Live From Palestine dergisinde
çıkan, Ghada Ageel’in bildirdiği, 16 Mayıs 2004
tarihli bu haber yazısını Gazze’deki günlük hayatı
çok canlı bir biçimde anlattığı için yayınlıyoruz.
Gazze’deki durumu tanımlayan cümle; “inancın
yanıbaşındaki dehşet” olabilir.
11 Mayıs Salı gününden beri binlerce insan yaşadıkları
yerlerden sürgün ediliyor; bebekler, çocuklar,
öğrenciler, memurlar, her yaştan kadın ve erkekler.
Kural tanımayan bu hayat, insanları yerlerinden
yurtlarından ediyor.
Filistin’de yaşananlar bunlar işte. Ve “demokratik”
(!) İsrail devleti insan haklarına yönelik bu
vahim saldırıyı sürdürüyor.
Onbinlerce öğrenci ve memur güney şeridinden (HanYunus
ve Refah) Gazze şehrine üniversitede okumak, çalışmak
ve diğer çeşitli gereksinmeleri için geldiler.
Ama İsrail’in Gazze Şeridi’nin tüm kontrol noktalarını
-bölgeyi üç parçaya bölmek amacıyla- kapatmasından
sonra, tümü de Gazze’de saplanıp kaldılar.
Annem o insanlardan birisiydi. Gazze Şeridi’ndeki
kız kardeşimi ziyaret etmek için pazartesi öğleden
sonra geldi. Geceyarısına kadar kalmayı ve Salı
sabahı eve geri dönmeyi planlıyordu.

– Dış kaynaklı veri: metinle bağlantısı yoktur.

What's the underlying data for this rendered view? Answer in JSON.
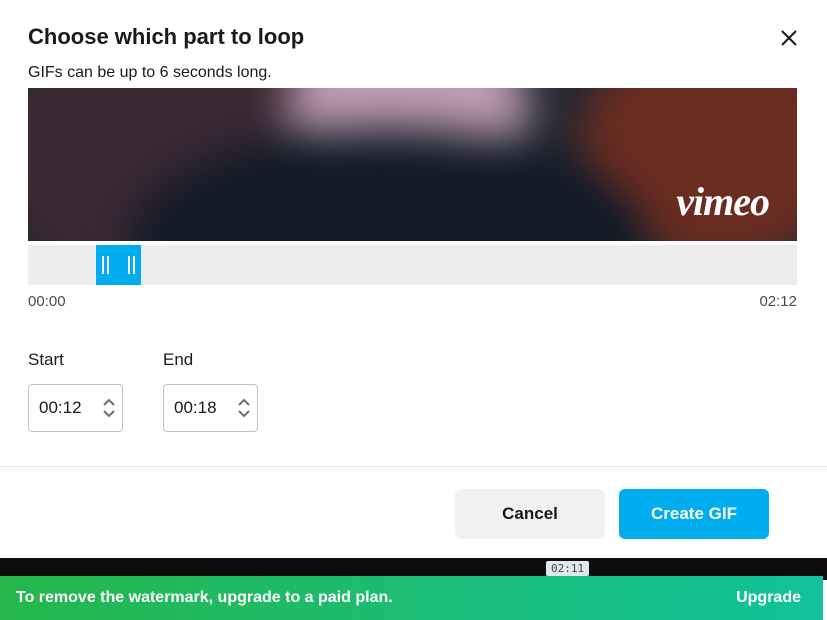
{
  "dialog": {
    "title": "Choose which part to loop",
    "subtitle": "GIFs can be up to 6 seconds long.",
    "watermark": "vimeo"
  },
  "timeline": {
    "start_label": "00:00",
    "end_label": "02:12"
  },
  "fields": {
    "start": {
      "label": "Start",
      "value": "00:12"
    },
    "end": {
      "label": "End",
      "value": "00:18"
    }
  },
  "actions": {
    "cancel": "Cancel",
    "create": "Create GIF"
  },
  "background_timestamp": "02:11",
  "banner": {
    "message": "To remove the watermark, upgrade to a paid plan.",
    "cta": "Upgrade"
  }
}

Ancak Salı
sabahı olduğunda Gazze civarındaki Zeytun’da,
kız kardeşimin yaşadığı Sabra sınırına çok yakın
bir yerde, kuşatma haberleriyle şaşırdı kaldı.
Gazze Şeridi’ndeki diğer herkes gibi o da haberleri
sadece televizyon ve radyo yoluyla değil, aynı
zamanda Sabra’da binaların üzerinde uçan ve Zeytun’a
güdümlü mermilerle roket atan, yüksek tahrip gücüne
sahip mermilerle bütün çevreyi bombardıman altında
tutan İsrail savaş helikopterlerini izleyerek
ve patlamaları dinleyerek de takip ediyordu.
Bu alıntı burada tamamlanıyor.